D’autre part, et en même temps, un Français, M. E. Schott, directeur des Fermes Impériales à Séoul, qui avait avancé une somme assez respectable à M. Cazalis, vint me trouver et me dit : que l’emprunt de M. Cazalis subissait quelque retard : que l’enthousiasme de certains actionnaires s’était refroidi par suite de l’assurance donnée par M. Saltarel, toujours à Paris, et qui avait laissé entendre à quelques membres participants que l’on ne devait pas donner suite à l’emprunt Coréen ; que lui, Saltarel, se faisait fort, protégé qu’il était par des personnes influentes, d’obtenir la concession de la mine d’or réservée aux Français, sans qu’il fût nécessaire de prêter de l’argent aux Coréens. En conséquence, d’après M. Cazalis, il était de toute nécessité, au point de vue patriotique, de retarder la concession de la mine réservée aux Français, jusqu’à ce que l’emprunt fut arrangé, — car, comme dans le projet du dit emprunt, on devait donner, en guise de commission aux banquiers ou aux entremetteurs, la concession de deux mines d’or, il était plus que probable que le Conseil d’État, devant lequel devait nécessairement se discuter l’affaire, aurait refusé toute espèce de combinaisons d’emprunt présentée par les Français, dans lesquelles auraient figuré, comme conditions essentielles, deux concessions de mines d’or, si les Français étaient déjà servis — et il ajoutait « au besoin donnez des garanties sérieuses ».
En Corée, comme vous me l’avez dit vous-même, Monsieur le Ministre, « pour faire des affaires, il faut en fait de garanties, des espèces sonnantes et trébuchantes, sans cela on n’aboutit à rien. »
Après plusieurs conférences, MM. Yi Yng Yong, Schott et moi, nous conclûmes qu’il était urgent d’agir en ce sens — et bien que M. Cazalis m’eût, pour ainsi dire, coupé l’herbe sous le pied dans cette affaire d’emprunt, je n’ai écouté que mes sentiments patriotiques qui me conseillaient de l’aider. D’autant plus, qu’avec la proposition du Ministre des Affaires étrangères, je devais faire d’une pierre deux coups.
J’ai donc versé à M. Yi Yng Yong, en présence de M. E. Schott, douze mille yens (dix mille pour Sa Majesté et deux mille pour S. Ex. Pack Djai Soun), que j’avais touchés à la Hong-Kong Shanghai-Bank, à Chemulpo — laquelle somme j’avais en dépôt fixe à la Hong-Kong Shanghaï Bank, à Yokohama.

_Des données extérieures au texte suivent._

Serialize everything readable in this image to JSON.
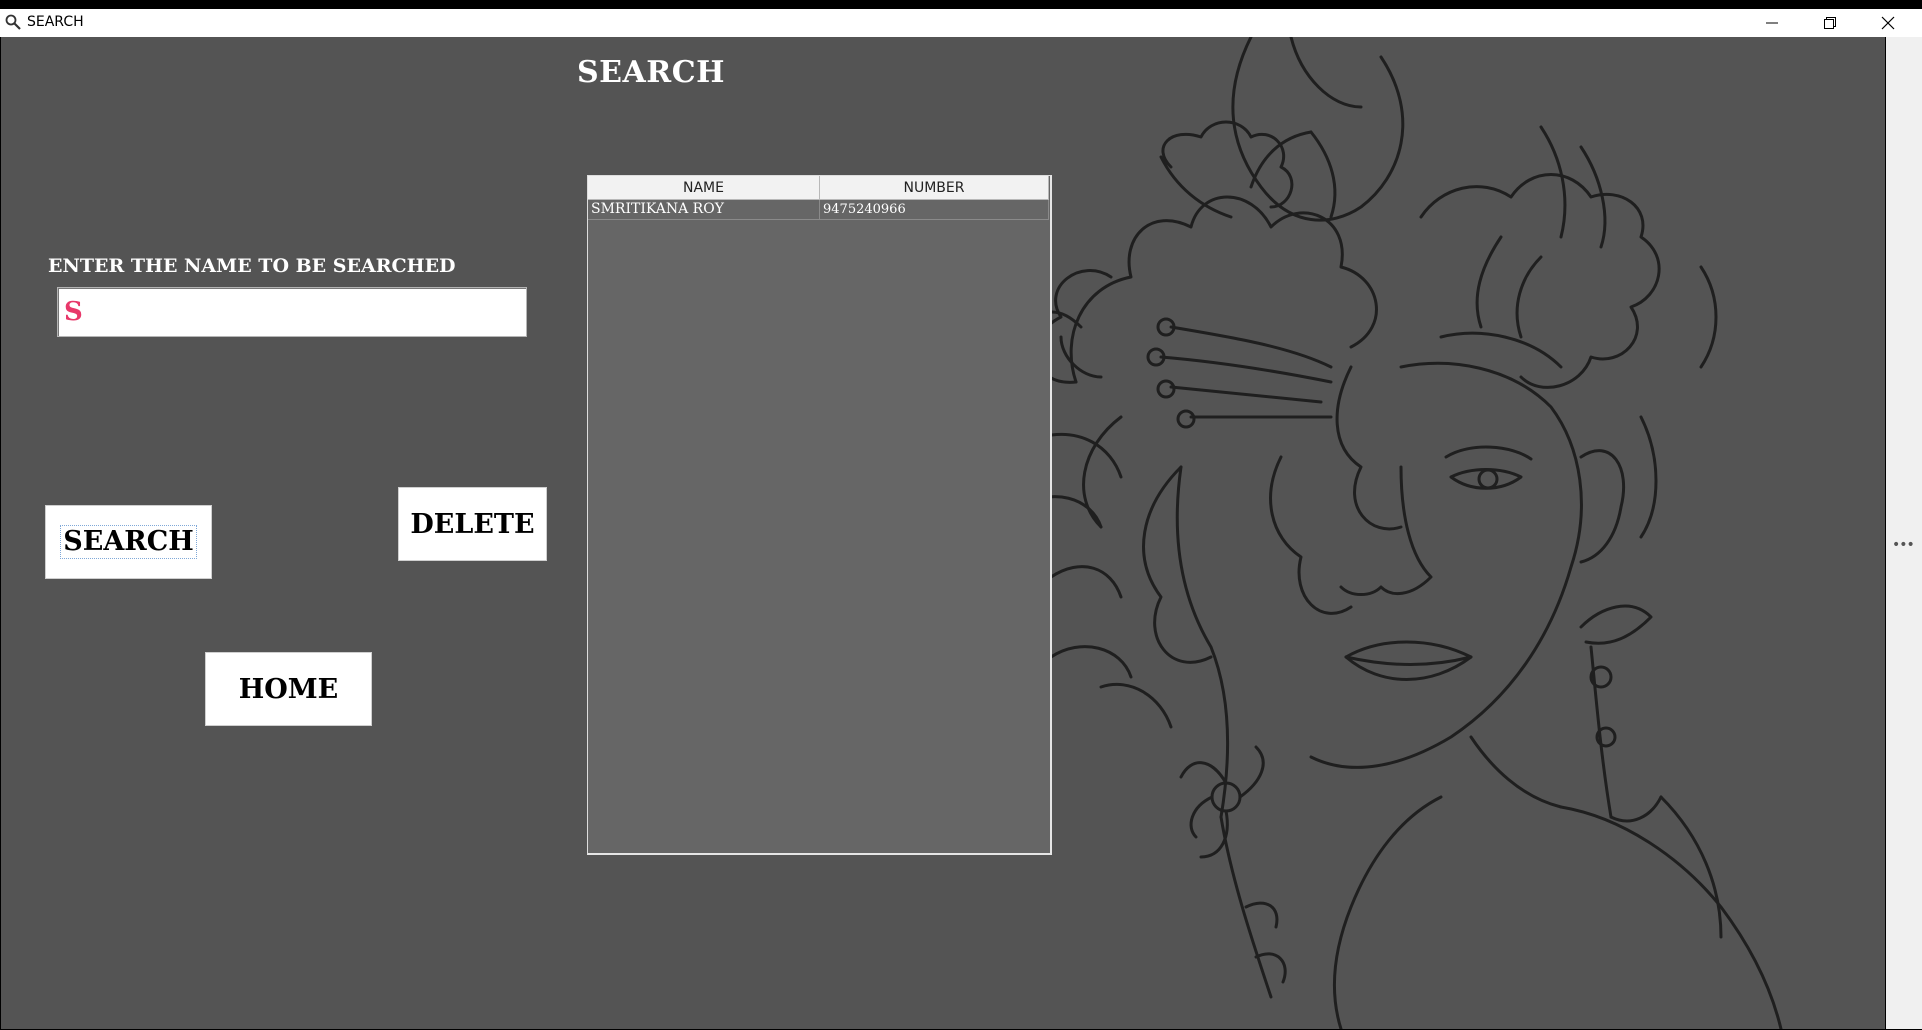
{
  "window": {
    "title": "SEARCH",
    "icons": {
      "app": "search-icon",
      "minimize": "minimize-icon",
      "maximize": "restore-icon",
      "close": "close-icon"
    }
  },
  "page": {
    "title": "SEARCH",
    "search_label": "ENTER THE NAME TO BE SEARCHED",
    "search_value": "S"
  },
  "buttons": {
    "search": "SEARCH",
    "delete": "DELETE",
    "home": "HOME"
  },
  "table": {
    "columns": [
      "NAME",
      "NUMBER"
    ],
    "rows": [
      {
        "name": "SMRITIKANA ROY",
        "number": "9475240966"
      }
    ]
  },
  "colors": {
    "background": "#545454",
    "table_bg": "#666666",
    "input_text": "#e8386a",
    "line_art": "#1f1f1f"
  }
}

Nécessairement, j’ai demandé un reçu à M. Yi Yng Yong, qui m’a répondu qu’il ne pouvait pas me le donner lui-même, mais qu’il le réclamerait à S. Ex. Yi Yong Yk, président du Trésor Impérial, et qu’il me l’apporterait plus tard.
Comme M. Yi Yng Yong fait partie de la Légation de France, j’ai eu confiance en lui, et n’ai pas insisté.
Après des difficultés et des discussions sans nombre, il fut convenu entre M. Lefèvre, chargé d’affaires de France, et M. Yi Yng Yong, que l’on attendrait votre retour — et, qu’après avoir été mis au courant de tout, vous décideriez — et que nous accepterions votre décision.
À votre arrivée à Séoul, on vous a exposé toute la question. Mais, comme M. Cazalis était en route pour revenir en Corée, avec pleins pouvoirs du Syndicat, vous avez préféré attendre son retour.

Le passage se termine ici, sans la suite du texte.